Re: Comments on ioctl (was: Re: big issue (2001-09-28#13))

On Mon, 8 Oct 2001, Pat Hayes wrote:

> >On Fri, 5 Oct 2001, Pat Hayes wrote:
> >
> >[jan wrote]
> >Actually, I had a stronger notion, which was that conceptually, the
> >number (not a numeral representation) should be the "label" in a graph.
>
> Ah, that is a nice idea. It has some odd consequences, though. Graphs
> with number labels cannot be stored inside computers, send over
> packet-switched networks, printed, etc... They have to be Platonic
> graphs, not data structures. And why stop at numbers? ;-)
>

Why indeed. The second half to my thinking is "what to do about it"...

> >However, any concrete realisation of such an RDF graph must, of course,
> >use a representation (be it numeral or otherwise); this is true whether
> >it's an "RDF database" or an "RDF/XML serialisation". If it makes any
> >sense, I'd like to separate the two notions.
>
> Hmm. That gives us an extra layer of representation, which I find
> clunky. There is the lexicalisation which encodes the
> graph-in-the-machine which represents the abstract graph which
> describes the interpretation....

_All_ RDF implementations must represent the graph somehow, yes, and
that usually means an extra layer of representation. I'm not convinced
that this distinction needs to be made apparent in a MT though.

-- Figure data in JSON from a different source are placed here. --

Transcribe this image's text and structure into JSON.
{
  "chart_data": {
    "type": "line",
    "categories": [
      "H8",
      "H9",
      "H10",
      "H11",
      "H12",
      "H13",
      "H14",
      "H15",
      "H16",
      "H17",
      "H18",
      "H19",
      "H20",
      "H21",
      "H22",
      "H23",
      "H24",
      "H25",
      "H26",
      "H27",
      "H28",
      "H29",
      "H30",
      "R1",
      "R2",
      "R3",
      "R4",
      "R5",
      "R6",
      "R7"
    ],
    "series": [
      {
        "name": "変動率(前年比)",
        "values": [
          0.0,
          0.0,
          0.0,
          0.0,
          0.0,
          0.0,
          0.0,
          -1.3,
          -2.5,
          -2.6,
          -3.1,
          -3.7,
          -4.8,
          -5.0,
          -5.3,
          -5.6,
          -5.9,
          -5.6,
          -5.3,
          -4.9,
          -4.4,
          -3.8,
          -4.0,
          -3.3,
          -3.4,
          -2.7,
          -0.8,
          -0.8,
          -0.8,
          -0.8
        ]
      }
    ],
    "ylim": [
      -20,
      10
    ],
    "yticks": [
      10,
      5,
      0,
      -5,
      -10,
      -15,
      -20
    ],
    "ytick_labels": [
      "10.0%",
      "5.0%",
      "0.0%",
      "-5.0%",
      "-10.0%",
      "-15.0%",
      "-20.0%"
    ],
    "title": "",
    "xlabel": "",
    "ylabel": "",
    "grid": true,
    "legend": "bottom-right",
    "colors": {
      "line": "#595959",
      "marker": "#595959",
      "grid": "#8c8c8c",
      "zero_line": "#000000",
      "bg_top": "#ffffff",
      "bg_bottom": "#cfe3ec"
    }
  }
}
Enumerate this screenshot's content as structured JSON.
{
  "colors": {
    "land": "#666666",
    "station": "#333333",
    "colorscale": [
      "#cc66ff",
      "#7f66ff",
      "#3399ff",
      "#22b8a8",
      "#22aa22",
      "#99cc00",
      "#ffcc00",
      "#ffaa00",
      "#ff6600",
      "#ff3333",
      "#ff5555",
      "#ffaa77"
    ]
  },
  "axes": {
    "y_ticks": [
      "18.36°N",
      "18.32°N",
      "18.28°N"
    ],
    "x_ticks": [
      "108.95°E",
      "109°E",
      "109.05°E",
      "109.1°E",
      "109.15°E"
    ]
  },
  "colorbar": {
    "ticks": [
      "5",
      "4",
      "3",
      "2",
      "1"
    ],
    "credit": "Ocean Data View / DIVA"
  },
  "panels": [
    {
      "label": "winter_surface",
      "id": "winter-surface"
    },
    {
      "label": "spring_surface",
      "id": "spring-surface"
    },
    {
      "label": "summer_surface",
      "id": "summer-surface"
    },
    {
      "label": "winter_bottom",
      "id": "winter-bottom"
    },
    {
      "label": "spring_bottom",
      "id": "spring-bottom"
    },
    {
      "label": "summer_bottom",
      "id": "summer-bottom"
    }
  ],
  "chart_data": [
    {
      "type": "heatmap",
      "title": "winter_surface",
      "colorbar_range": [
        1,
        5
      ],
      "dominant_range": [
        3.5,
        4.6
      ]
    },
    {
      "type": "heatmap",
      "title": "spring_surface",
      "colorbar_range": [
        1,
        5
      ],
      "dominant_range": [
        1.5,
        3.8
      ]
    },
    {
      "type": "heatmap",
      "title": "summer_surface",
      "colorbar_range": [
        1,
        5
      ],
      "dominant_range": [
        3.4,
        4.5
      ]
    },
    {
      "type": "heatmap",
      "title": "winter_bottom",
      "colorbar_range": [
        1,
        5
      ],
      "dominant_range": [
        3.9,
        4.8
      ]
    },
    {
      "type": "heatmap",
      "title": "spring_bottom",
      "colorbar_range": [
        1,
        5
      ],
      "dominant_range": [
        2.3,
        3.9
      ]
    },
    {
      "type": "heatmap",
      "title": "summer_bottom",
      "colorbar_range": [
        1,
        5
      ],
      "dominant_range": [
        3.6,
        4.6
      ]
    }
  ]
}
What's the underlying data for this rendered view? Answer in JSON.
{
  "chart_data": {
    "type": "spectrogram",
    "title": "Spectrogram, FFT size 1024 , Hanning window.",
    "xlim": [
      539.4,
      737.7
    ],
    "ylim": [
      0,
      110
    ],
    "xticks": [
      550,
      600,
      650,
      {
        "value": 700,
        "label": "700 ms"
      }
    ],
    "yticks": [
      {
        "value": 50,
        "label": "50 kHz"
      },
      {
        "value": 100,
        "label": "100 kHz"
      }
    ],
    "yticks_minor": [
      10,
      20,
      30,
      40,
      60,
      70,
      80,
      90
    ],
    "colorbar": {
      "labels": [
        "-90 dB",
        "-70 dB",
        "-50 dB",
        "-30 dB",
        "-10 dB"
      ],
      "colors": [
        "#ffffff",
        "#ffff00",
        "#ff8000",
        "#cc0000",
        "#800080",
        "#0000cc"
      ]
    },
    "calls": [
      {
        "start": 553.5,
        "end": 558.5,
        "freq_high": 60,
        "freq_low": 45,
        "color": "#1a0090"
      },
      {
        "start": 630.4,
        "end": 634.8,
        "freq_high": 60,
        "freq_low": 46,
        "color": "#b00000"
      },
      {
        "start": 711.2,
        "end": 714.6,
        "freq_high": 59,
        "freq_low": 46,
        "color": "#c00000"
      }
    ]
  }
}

In practice: literals are stored in a computer using some
representation, together with a description of the "type" of literal so
represented.

So that gives us the potential problem, of course, as to determining
which literal types (of a potentially open-ended collection) RDF
implementations should support. I'd say that, at a bare minimum, unicode
strings and langstrings ought to be understood. A nice next step might
be (and I'm not suggesting we adopt this in the WG) the datatypes of
XSD.

Then RDF implementations could offer "best-effort" support for
unrecognised literal types by recording the type indicator of the
literal (as a URI?) together with its lexical representation, and
offering a dumbed-down equality check.

Incoherently yours,
jan

-- 
jan grant, ILRT, University of Bristol. http://www.ilrt.bris.ac.uk/
Tel +44(0)117 9287088 Fax +44 (0)117 9287112 RFC822 jan.grant@bris.ac.uk
(ECHOY GRUNTING) (EERIE WHISPERS) aren't subtitles great?